6. Add a simple API endpoint

Create a service to interact with the database:

touch src/users/users.service.ts
import { Injectable } from '@nestjs/common';
import { InjectModel } from '@nestjs/sequelize';
import { User } from './user.model';

@Injectable()
export class UsersService {
  constructor(@InjectModel(User) private userModel: typeof User) {}

  create(name: string) {
    return this.userModel.create({ name });
  }

  findAll() {
    return this.userModel.findAll();
  }
}

Create a controller to expose HTTP endpoints:

touch src/users/users.controller.ts
import { Controller, Get, Post, Body } from '@nestjs/common';
import { UsersService } from './users.service';

@Controller('users')
export class UsersController {
  constructor(private readonly usersService: UsersService) {}

  @Post()
  create(@Body('name') name: string) {
    return this.usersService.create(name);
  }

  @Get()
  findAll() {
    return this.usersService.findAll();
  }
}

Start the app locally:

npm run start

At this point, Sequelize will create the users table automatically in Neon. You can check by clicking on the Table tab on the menu.
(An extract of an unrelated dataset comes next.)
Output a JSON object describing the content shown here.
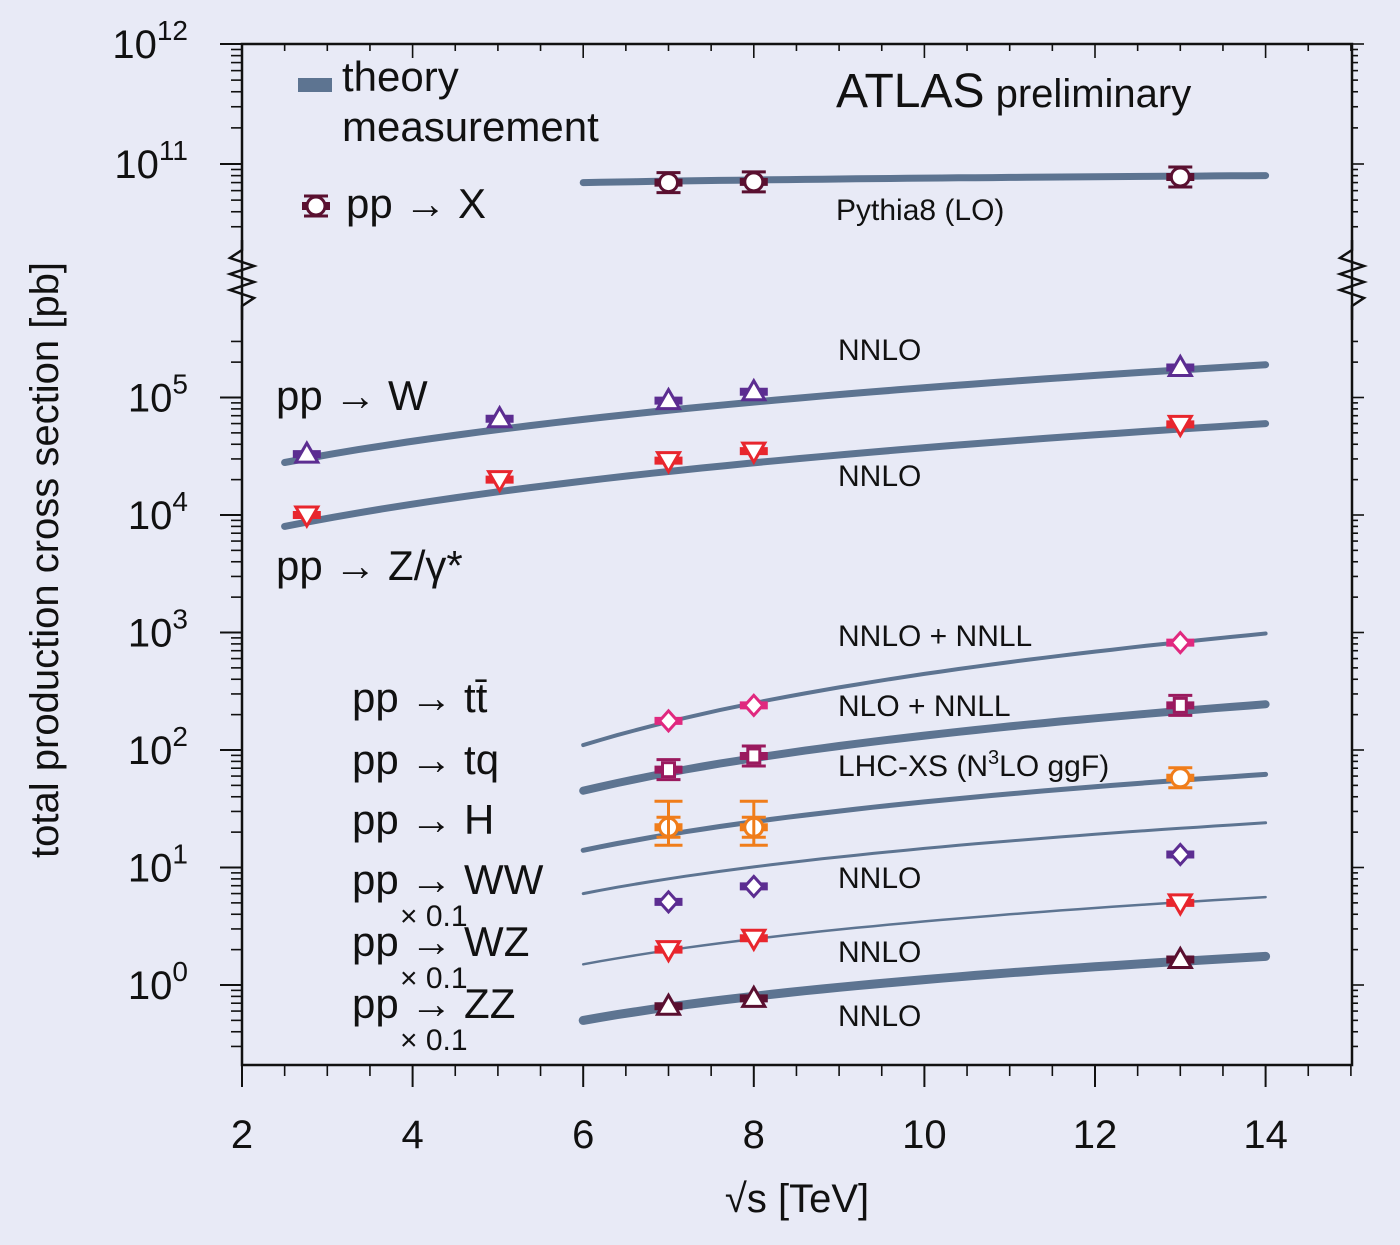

7. Insert test data directly in Neon (SQL)

For this demo, we will directly insert the data using the Neon SQL editor. Run the following query to insert a user:

INSERT INTO users (name, "createdAt", "updatedAt")
VALUES ('User1', NOW(), NOW());

Verify the data exists by manually checking the table or running the following query.

SELECT * FROM users;

8. Verify the API endpoint

Fetch users via the API:

curl http://localhost:3000/users

or copy paste this into your browser http://localhost:3000/users You should see the row you inserted in Neon returned by the API, confirming:

  • Database connectivity
  • Sequelize configuration
  • Model registration
  • API wiring

This is the response i got in my browser: [{"id":2,"name":"User1","createdAt":"2025-12-31T04:39:55.205Z","updatedAt":"2025-12-31T04:39:55.205Z"}]

9. Deploy to koyeb

Push your code to GitHub:

git init
git add .
git commit -m "NestJS + Neon + Sequelize setup"
git branch -M main
git remote add origin <YOUR_GITHUB_REPO_URL>
git push -u origin main

In the Koyeb dashboard:

  • Create a new Web Service
  • Select your GitHub repository
  • Set environment variables:
  1. DATABASE_URL -> Neon production connection string not the development you used for local.
  • Follow the prompt and deploy

Once deployed, your API will be live on .koyeb.app domain.

10. Once your app is live

Repeat the same sql to insert the data to the users table in porduction from Neon's SQL Editor, and this time copy your koyeb's live url and append /users, it will return the data from your database.

Final thoughts

You now have a complete, production-ready NestJS backend running on Koyeb, backed by PostgreSQL on Neon, with Sequelize handling persistence and real API endpoints exposing data. This setup is simple, scalable, and easy to extend with authentication, migrations, and validation as your application grows.

From here, you’re building features—not fighting infrastructure.